An aspect of the American Affordable Care Act (aka Obamacare) which I hadn't appreciated until this week was the degree to which it may be scuppered by primary care physicians (PCP, the USA equivalent of a GP). Chatting with a middle-aged friend who is moving to a small-ish American town and changing jobs, she opened my eyes to the mysteriously unpublicised problems which the implementation of the ACA is about to cause everyone.

She was visiting her new town last week, sorting out her house and meeting her new workmates in preparation for moving there for good in June. One item on her list was sorting out a new PCP. She had the details for her new insurance plan with one of the state providers, so dropped by a doctor's office near her house to register. No joy, that doctor wasn't accepting new patients. OK, so go back to the insurance provider website to identify a wider shortlist of providers in town.

No joy at the first doctor. Or the second. Or the third. This was getting ridiculous. She had a friend already working in her new workplace, so asked him if he could help. His doctor wasn't accepting new patients either, but the friend had a good relationship with the doctor, so asked him directly. Still no luck. Eventually my friend managed to find a large medical center open to new patients - over 60 miles away. She signed up, because that was the best offer there was.

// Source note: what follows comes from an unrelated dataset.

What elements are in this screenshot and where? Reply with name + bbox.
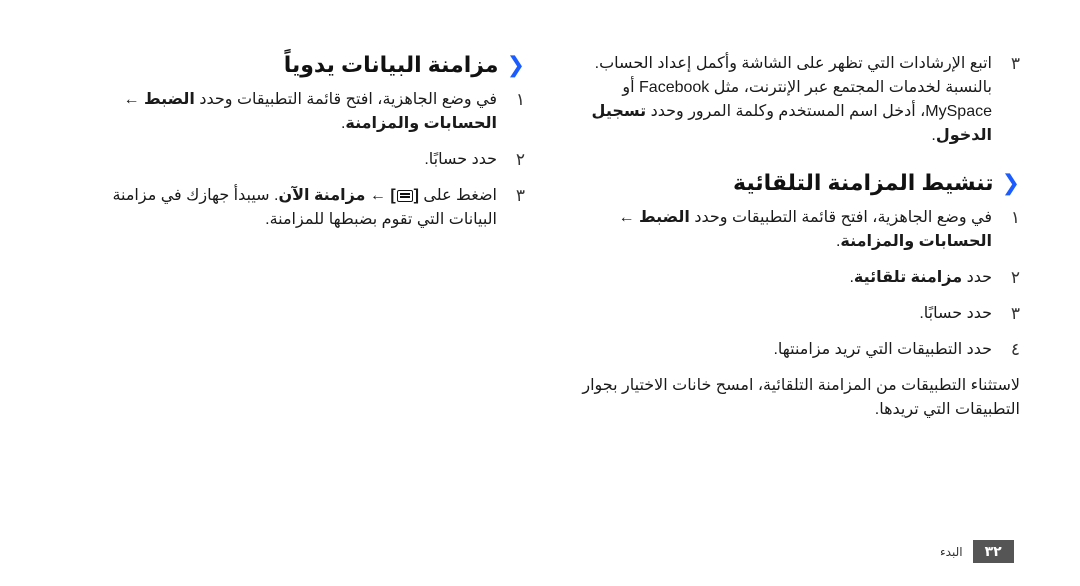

There was one doctor in a nearby town open to new patients, but after a quick check on his reviews it became rapidly clear why. It sounds like he hadn't progressed much past the "trial by ordeal" approach to illness, and was still reading pre-Pasteur literature on infection control.

Why this insanity of unavailability? It turns out that the coming avalanche of patients signed up on ACA-compliant plans is not making doctors sleep well at night. Not only are these patients much more likely to be sick than their current patients, the main concern of practices is that they're going to lose money on treating these patients. The remuneration rate for doctors for ACA patients is - at least in some states, and I suspect all - based on 80% of the standard practice fees from 3 years ago. That's not great, but much worse is the experience with Medicare (federal medical coverage for the elderly). My friend used to work in a doctor's office, and they had a profitably employed office employee whose sole job was to push back against government agencies spuriously denying payment for Medicare claims. If there were any abnormalities at all in a claim, Medicare would deny it in the hope that only solidly valid claims would be retried. A denial is, after all, cheap.

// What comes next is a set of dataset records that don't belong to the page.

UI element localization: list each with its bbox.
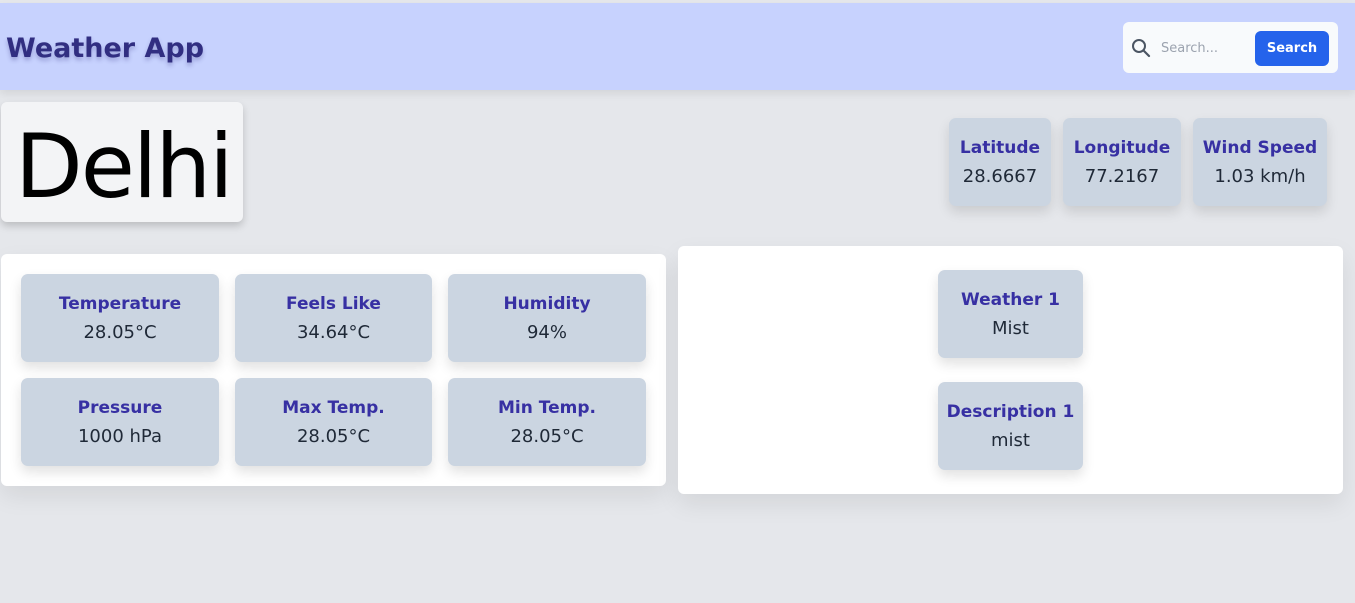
feels-like-value: 34.64°C	[296, 322, 371, 343]
metrics-panel: Temperature 28.05°C Feels Like 34.64°C H…	[1, 254, 666, 486]
weather-panel: Weather 1 Mist Description 1 mist	[678, 246, 1343, 494]
weather-main-label: Weather 1	[960, 290, 1061, 310]
longitude-label: Longitude	[1073, 138, 1171, 158]
city-card: Delhi	[1, 102, 243, 222]
latitude-card: Latitude 28.6667	[949, 118, 1051, 206]
wind-speed-card: Wind Speed 1.03 km/h	[1193, 118, 1327, 206]
temperature-label: Temperature	[58, 294, 182, 314]
search-bar: Search	[1123, 22, 1338, 73]
humidity-label: Humidity	[503, 294, 591, 314]
search-icon	[1132, 39, 1151, 58]
longitude-value: 77.2167	[1084, 166, 1160, 187]
latitude-value: 28.6667	[962, 166, 1038, 187]
temperature-card: Temperature 28.05°C	[21, 274, 219, 362]
max-temp-card: Max Temp. 28.05°C	[235, 378, 432, 466]
wind-speed-value: 1.03 km/h	[1214, 166, 1306, 187]
weather-main-card: Weather 1 Mist	[938, 270, 1083, 358]
pressure-card: Pressure 1000 hPa	[21, 378, 219, 466]
search-button[interactable]: Search	[1255, 31, 1329, 66]
temperature-value: 28.05°C	[83, 322, 157, 343]
humidity-value: 94%	[526, 322, 567, 343]
min-temp-card: Min Temp. 28.05°C	[448, 378, 646, 466]
max-temp-value: 28.05°C	[296, 426, 371, 447]
feels-like-label: Feels Like	[286, 294, 381, 314]
city-name: Delhi	[15, 115, 234, 218]
pressure-label: Pressure	[77, 398, 163, 418]
min-temp-label: Min Temp.	[498, 398, 596, 418]
max-temp-label: Max Temp.	[282, 398, 385, 418]
app-header: Weather App Search	[0, 3, 1355, 90]
weather-description-card: Description 1 mist	[938, 382, 1083, 470]
weather-main-value: Mist	[992, 318, 1029, 339]
app-title: Weather App	[6, 33, 205, 64]
latitude-label: Latitude	[959, 138, 1041, 158]
humidity-card: Humidity 94%	[448, 274, 646, 362]
search-input[interactable]	[1161, 36, 1251, 60]
feels-like-card: Feels Like 34.64°C	[235, 274, 432, 362]
min-temp-value: 28.05°C	[510, 426, 584, 447]
pressure-value: 1000 hPa	[77, 426, 162, 447]
weather-description-value: mist	[991, 430, 1030, 451]
wind-speed-label: Wind Speed	[1202, 138, 1318, 158]
weather-description-label: Description 1	[946, 402, 1075, 422]
longitude-card: Longitude 77.2167	[1063, 118, 1181, 206]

I digress, but bear with me. Do you older readers remember when The Simpsons started and they introduced us to Marge's sisters Patty and Selma, stalwart misanthropic employees of the local Department of Motor Vehicles? There's a reason why the American viewers of the show laughed, and it wasn't to do with absurdity. There's no-one more un-fireable than a federal or state bureaucrat, and their attitude to their customers is exactly what you'd expect - entirely down to their general disposition to humanity. That's what the doctors' billing teams are going to be dealing with. Only by being better acquainted with the rulebook will they be able to get their due payments out of the ACA system, and even then those payments will be small and paid late.

Having a new government agency and new set of rules means that small practices are extremely worried about their costs and ability to maintain existing patients. Because (I believe, from chatting to the front desks of a few offices) you can't be selectively open to new patients based on their particular insurer, the easiest option for small providers is to batten down the hatches until the picture is clearer. Only the very large healthcare centers can take advantage of their economy of scale to accept the new stream of ACA-covered patients - and with them the standard employer-covered and easier to manage new patients.

I wonder whether this problem with finding doctors is behind the proposed rise in rates for ACA-compliant plans? Perhaps you will be able to look at the rate rise in the next few years and extrapolate the "marginal cost of doing business with government". As it stands, the best they can hope for is to break even:

Cigna, which is selling Obamacare plans in five states and is considering whether to expand that further in 2015, has said it won't make money on the business this year. It expects to have signed up as many as 100,000 new members under the program for this year.

So for the Affordable Care Act, if you're sick then you may be able to get coverage where you couldn't before, but sure as heck if you're outside a major city then you're going to find it a challenge to get a primary care physician to see you and get your care started. Now I'm wondering what the ER departments of ACA-plan-accepting hospitals are going to experience in the next year.